La roue tourne pour Micha Lescot

Départ volontaire

© Jean-Louis Fernandez

Difficile d’écrire sur le monde du travail en évitant d’audace ses a priori aussi fatigués que fatigants – encore plus lorsque le protagoniste travaille dans la finance… C’est sans compter Rémi De Vos et Christophe Rauck, qui dévoilent, avec « Départ volontaire », un passe-passe dramaturgique qui sied plutôt élégamment au grand Micha Lescot.

Encerclé par des figures interchangeantes voire interchangeables (la femme et l’amante, l’ami et le collègue, le n+1 et le syndiqué), elles-mêmes circulant à l’intérieur d’un monde de plus en plus démontable et kaléidoscopique – on saluera le travail d’Aurélie Thomas à la scénographie et d’Olivier Oudiou à la lumière –, le protagoniste sombre peu à peu dans une spirale qui floute dangereusement la distance entre sa propre névrose et le monde malade qui s’acharne bizarrement sur lui.

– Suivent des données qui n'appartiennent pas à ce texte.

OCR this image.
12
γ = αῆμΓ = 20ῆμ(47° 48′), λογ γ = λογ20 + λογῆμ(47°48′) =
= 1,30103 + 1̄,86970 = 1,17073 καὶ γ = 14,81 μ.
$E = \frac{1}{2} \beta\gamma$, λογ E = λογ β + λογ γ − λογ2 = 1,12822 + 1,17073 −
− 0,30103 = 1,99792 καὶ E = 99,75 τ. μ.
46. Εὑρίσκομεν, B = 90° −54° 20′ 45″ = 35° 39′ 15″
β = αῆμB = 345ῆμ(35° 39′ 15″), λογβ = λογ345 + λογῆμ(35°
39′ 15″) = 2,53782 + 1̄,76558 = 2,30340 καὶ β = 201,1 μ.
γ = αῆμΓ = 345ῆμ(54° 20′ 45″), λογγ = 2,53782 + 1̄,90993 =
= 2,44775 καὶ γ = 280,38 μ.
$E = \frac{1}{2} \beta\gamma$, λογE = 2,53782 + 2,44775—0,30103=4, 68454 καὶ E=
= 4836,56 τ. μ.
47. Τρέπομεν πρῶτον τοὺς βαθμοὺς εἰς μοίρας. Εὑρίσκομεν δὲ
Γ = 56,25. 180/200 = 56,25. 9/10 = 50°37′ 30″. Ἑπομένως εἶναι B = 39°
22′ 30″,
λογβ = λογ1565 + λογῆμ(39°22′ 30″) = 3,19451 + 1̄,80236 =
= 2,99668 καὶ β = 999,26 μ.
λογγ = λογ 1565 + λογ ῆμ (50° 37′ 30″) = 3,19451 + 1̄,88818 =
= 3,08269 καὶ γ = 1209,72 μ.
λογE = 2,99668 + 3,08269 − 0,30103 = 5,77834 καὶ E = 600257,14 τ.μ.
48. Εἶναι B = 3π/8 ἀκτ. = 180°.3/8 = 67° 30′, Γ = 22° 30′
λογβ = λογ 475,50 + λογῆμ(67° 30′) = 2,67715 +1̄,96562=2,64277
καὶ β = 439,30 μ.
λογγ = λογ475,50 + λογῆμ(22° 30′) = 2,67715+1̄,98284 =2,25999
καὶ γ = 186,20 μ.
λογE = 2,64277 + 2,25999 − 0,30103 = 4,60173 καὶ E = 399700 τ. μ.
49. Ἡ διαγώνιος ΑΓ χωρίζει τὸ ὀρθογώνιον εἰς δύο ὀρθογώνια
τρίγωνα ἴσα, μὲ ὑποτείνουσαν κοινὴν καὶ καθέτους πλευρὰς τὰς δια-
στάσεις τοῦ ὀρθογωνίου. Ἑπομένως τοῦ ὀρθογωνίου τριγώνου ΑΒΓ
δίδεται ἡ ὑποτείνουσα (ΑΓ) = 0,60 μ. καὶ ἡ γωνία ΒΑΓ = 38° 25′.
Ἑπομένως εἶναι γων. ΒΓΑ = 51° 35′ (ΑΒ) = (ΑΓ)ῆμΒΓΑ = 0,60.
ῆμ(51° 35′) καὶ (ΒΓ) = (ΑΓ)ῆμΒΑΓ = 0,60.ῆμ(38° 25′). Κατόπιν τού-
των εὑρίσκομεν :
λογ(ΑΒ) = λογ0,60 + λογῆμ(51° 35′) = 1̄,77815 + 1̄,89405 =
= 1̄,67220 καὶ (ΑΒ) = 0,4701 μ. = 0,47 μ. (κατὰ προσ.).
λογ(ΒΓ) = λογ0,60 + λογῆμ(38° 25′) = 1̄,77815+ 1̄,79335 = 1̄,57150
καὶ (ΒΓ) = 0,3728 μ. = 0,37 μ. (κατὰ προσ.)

À l’origine du malheur, un plan de « départs volontaires » dans son entreprise, auquel il s’accrochera au-delà de toute mesure, entre mécompréhension et mauvaise foi – la faute n’étant exactement d’aucun côté (si encore la notion de faute n’a pas disparu face à tant d’aseptisation). Chaque fois, il perd un peu plus pied, tandis que les scènes dramatiques sont de plus en plus entrecoupées d’un retour au récit des faits : le procès final de la banque face à l’homme en déréliction – un principe d’aller-retour au centre de la commande de Rauck pour De Vos –, dans lequel les divers personnages (à l’exception du protagoniste) revêtent passagèrement les robes et coiffes de la loi.

À bien des égards, « Départ volontaire » a l’originalité de rater une marche qu’il a lui-même maçonnée, car le drame a tendance à s’embourber dans une mentalisation d’assez bas étage, notamment lorsque Micha Lescot, se remémorant des traumatismes d’enfant, rêve son propre déterminisme social (on aura mal lu son Bourdieu) l’entraînant dans une implosion aussi illustrative (soit un homme en clair-obscur sur tournette dont le reflet est symboliquement diffracté dans des miroirs…) que difficilement crédible. Dommage que le spectacle – il est en fait assez rare de le dire –ne dure pas plus longtemps : car c’est faute de temps que le duo Rauck-De Vos s’engouffre dans la facilité sociologique. Ne faudrait-il pas imaginer une descente aux enfers dont les interminables composantes (lexique juridique, circularité des rapports, mobilité scénographique, instabilité lumineuse…) finiraient par avaler tout cru le spectateur épuisé ? Tant pis : « Départ volontaire », s’il n’a pas l’avantage de l’innovation formelle, reste une sémillante démonstration d’un duo à l’entente autour d’un thème qu’on aurait cru plus éculé.